You could use the idea I sent yesterday to convert UNCs into drive
letters, couldn't you?
> This version seems to behave better with lfn=n on win95 and long paths,
> and also works with Windows 2000 on long paths and short paths. This is
> because chdir calls fixpath which calls getcwd without checking the
> return code, converted relative paths to incorrect absolute "root" path.

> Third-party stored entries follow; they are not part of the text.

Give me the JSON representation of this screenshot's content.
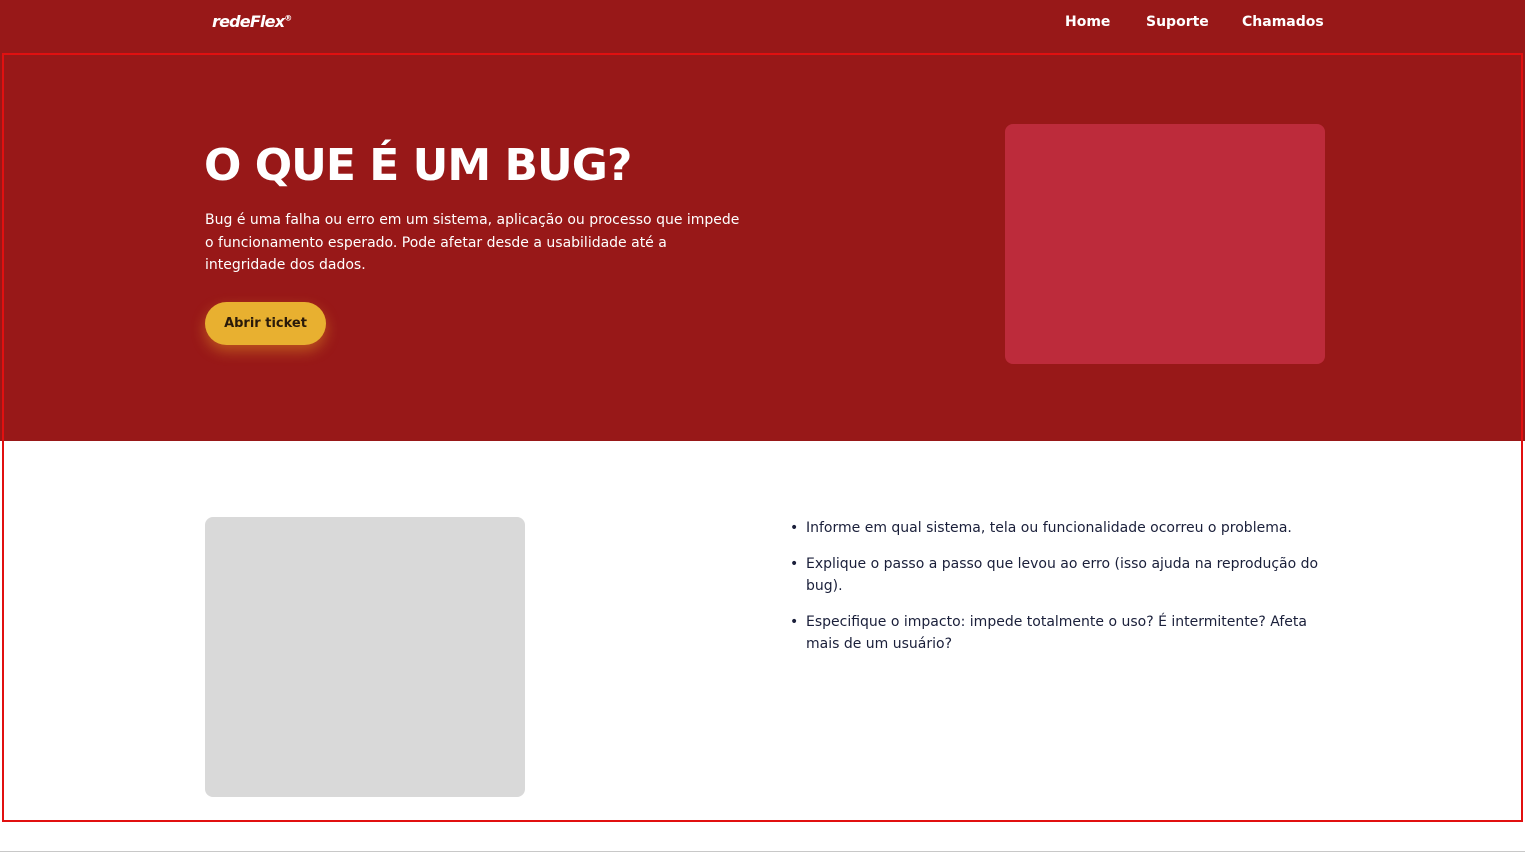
{
  "brand": {
    "logo_text": "redeFlex",
    "logo_mark": "®"
  },
  "nav": {
    "items": [
      {
        "label": "Home"
      },
      {
        "label": "Suporte"
      },
      {
        "label": "Chamados"
      }
    ]
  },
  "hero": {
    "title": "O QUE É UM BUG?",
    "description": "Bug é uma falha ou erro em um sistema, aplicação ou processo que impede o funcionamento esperado. Pode afetar desde a usabilidade até a integridade dos dados.",
    "cta_label": "Abrir ticket"
  },
  "tips": {
    "items": [
      {
        "text": "Informe em qual sistema, tela ou funcionalidade ocorreu o problema."
      },
      {
        "text": "Explique o passo a passo que levou ao erro (isso ajuda na reprodução do bug)."
      },
      {
        "text": "Especifique o impacto: impede totalmente o uso? É intermitente? Afeta mais de um usuário?"
      }
    ],
    "bullet": "•"
  },
  "colors": {
    "primary": "#981818",
    "hero_image_placeholder": "#bd2b3b",
    "cta": "#e8b030",
    "image_placeholder": "#d9d9d9",
    "text_dark": "#1a1f3a",
    "highlight_frame": "#e11010"
  }
}
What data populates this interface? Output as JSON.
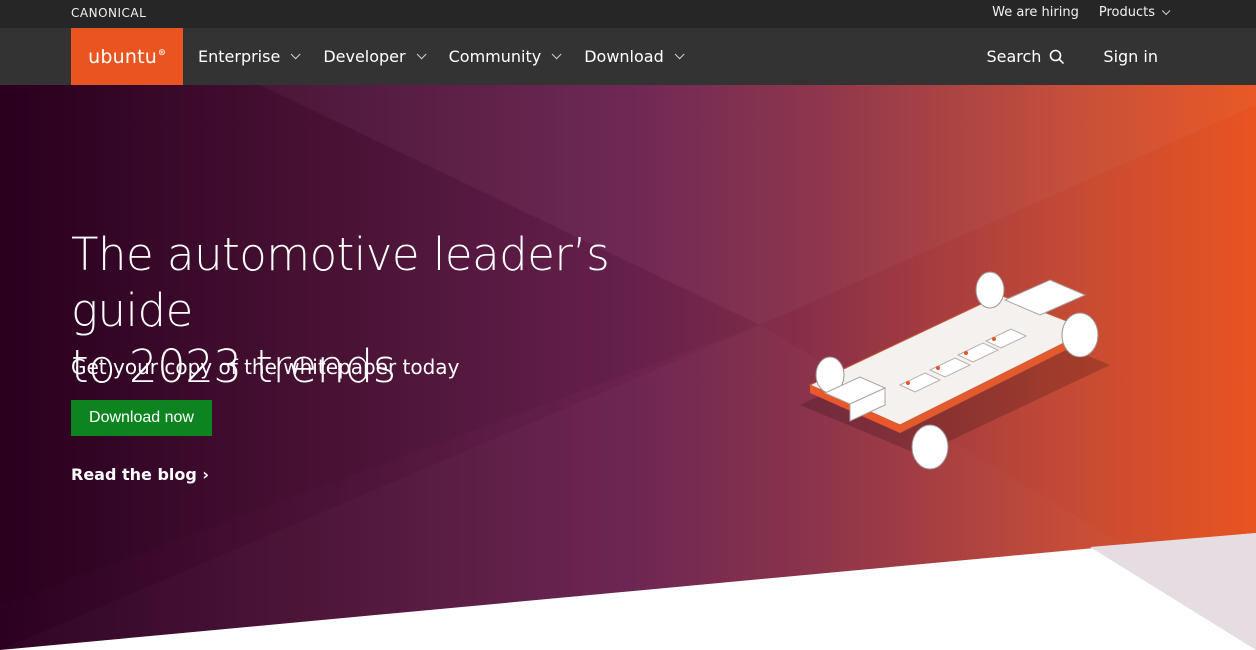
{
  "topbar": {
    "brand": "CANONICAL",
    "hiring": "We are hiring",
    "products": "Products"
  },
  "nav": {
    "brand": "ubuntu",
    "items": [
      {
        "label": "Enterprise"
      },
      {
        "label": "Developer"
      },
      {
        "label": "Community"
      },
      {
        "label": "Download"
      }
    ],
    "search": "Search",
    "signin": "Sign in"
  },
  "hero": {
    "title_line1": "The automotive leader’s guide",
    "title_line2": "to 2023 trends",
    "subtitle": "Get your copy of the whitepaper today",
    "cta": "Download now",
    "blog_link": "Read the blog ›"
  },
  "colors": {
    "ubuntu_orange": "#e95420",
    "cta_green": "#0e8420",
    "topbar_bg": "#262626",
    "nav_bg": "#333333"
  }
}
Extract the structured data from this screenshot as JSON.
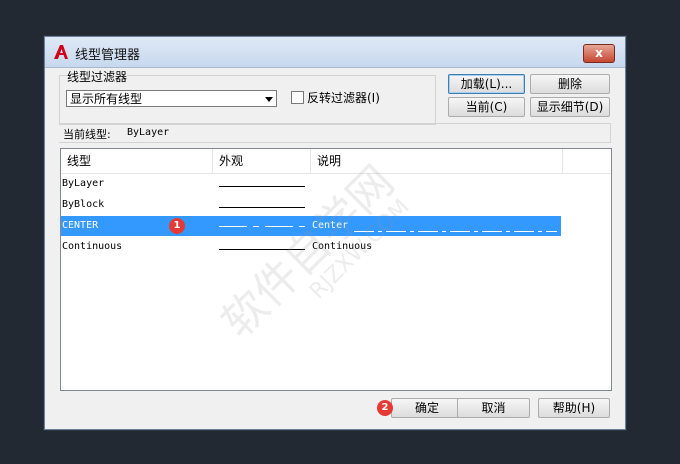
{
  "window": {
    "title": "线型管理器",
    "close": "x"
  },
  "filter": {
    "group_label": "线型过滤器",
    "selected": "显示所有线型",
    "invert_label": "反转过滤器(I)"
  },
  "buttons": {
    "load": "加载(L)...",
    "delete": "删除",
    "current": "当前(C)",
    "details": "显示细节(D)",
    "ok": "确定",
    "cancel": "取消",
    "help": "帮助(H)"
  },
  "current_linetype": {
    "label": "当前线型:",
    "value": "ByLayer"
  },
  "table": {
    "headers": [
      "线型",
      "外观",
      "说明"
    ],
    "rows": [
      {
        "name": "ByLayer",
        "desc": ""
      },
      {
        "name": "ByBlock",
        "desc": ""
      },
      {
        "name": "CENTER",
        "desc": "Center"
      },
      {
        "name": "Continuous",
        "desc": "Continuous"
      }
    ]
  },
  "badges": [
    "1",
    "2"
  ],
  "watermark": {
    "main": "软件自学网",
    "sub": "RJZXW.COM"
  },
  "colors": {
    "selection": "#3399ff",
    "badge": "#e53935",
    "background": "#222933"
  }
}
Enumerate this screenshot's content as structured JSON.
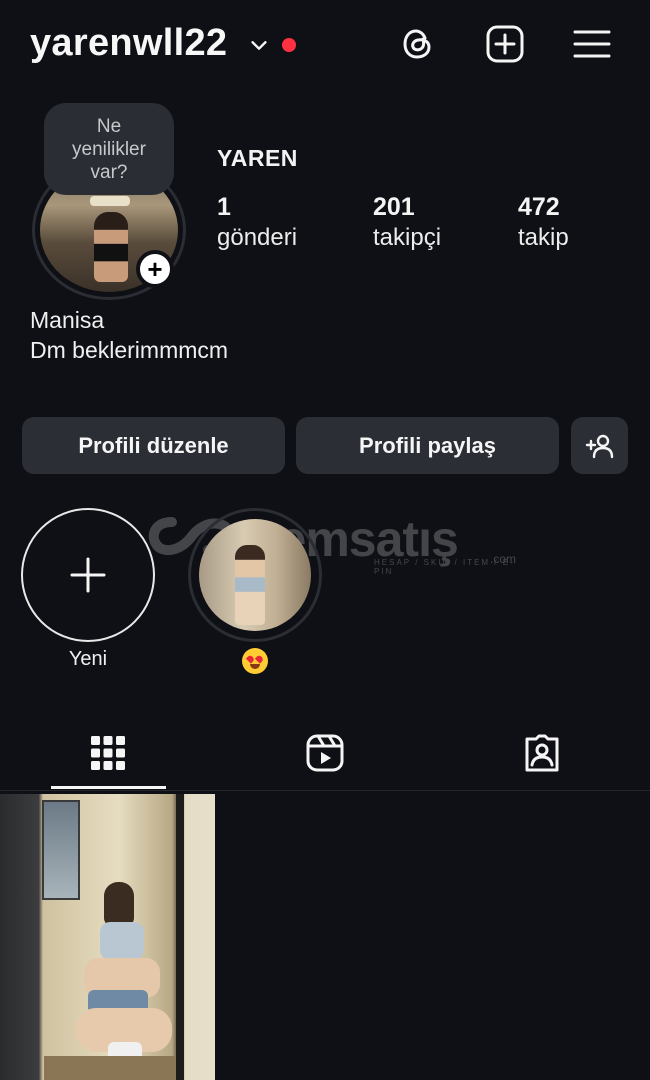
{
  "header": {
    "username": "yarenwll22",
    "has_notification_dot": true,
    "notification_dot_color": "#ff3040",
    "icons": [
      "threads-icon",
      "create-post-icon",
      "menu-icon"
    ]
  },
  "note": {
    "text": "Ne yenilikler var?"
  },
  "profile": {
    "full_name": "YAREN",
    "stats": [
      {
        "value": "1",
        "label": "gönderi"
      },
      {
        "value": "201",
        "label": "takipçi"
      },
      {
        "value": "472",
        "label": "takip"
      }
    ],
    "bio_line1": "Manisa",
    "bio_line2": "Dm beklerimmmcm"
  },
  "actions": {
    "edit_profile": "Profili düzenle",
    "share_profile": "Profili paylaş",
    "discover_people_icon": "add-person-icon"
  },
  "highlights": [
    {
      "label": "Yeni",
      "type": "new"
    },
    {
      "label": "😍",
      "type": "story"
    }
  ],
  "tabs": [
    {
      "name": "grid",
      "icon": "grid-icon",
      "active": true
    },
    {
      "name": "reels",
      "icon": "reels-icon",
      "active": false
    },
    {
      "name": "tagged",
      "icon": "tagged-icon",
      "active": false
    }
  ],
  "watermark": {
    "text": "itemsatış",
    "sub": "HESAP / SKIN / ITEM / E-PIN",
    "suffix": ".com"
  },
  "posts_count_shown": 1
}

getcwd has only one documented error code: 0Fh, which means ``invalid
drive''. Returning the root directory in that case is The Right
Thing, I think: that's what DOS stores in its CDS structure for
invalid drives.
Btw, it would be interesting to see what error code do we get from W2K
for directories longer than 64 characters; perhaps that would allow us
to be smarter about the problem.
Also, RBIL says that you should set the carry flag before calling
214700h and 217147h, to make sure it is set on return if the call
fails (evidently, some versions of DOS only _clear_ carry if
successful, but don't _set_ it if not). Maybe we should do that as
well, if we are touching _fixpath.
Finally, IIRC, some library functions call _fixpath to support the
/dev/c/foo and /dev/env/FOO magic. So the modified _fixpath should be
tested against those file names, to make sure we don't break anything.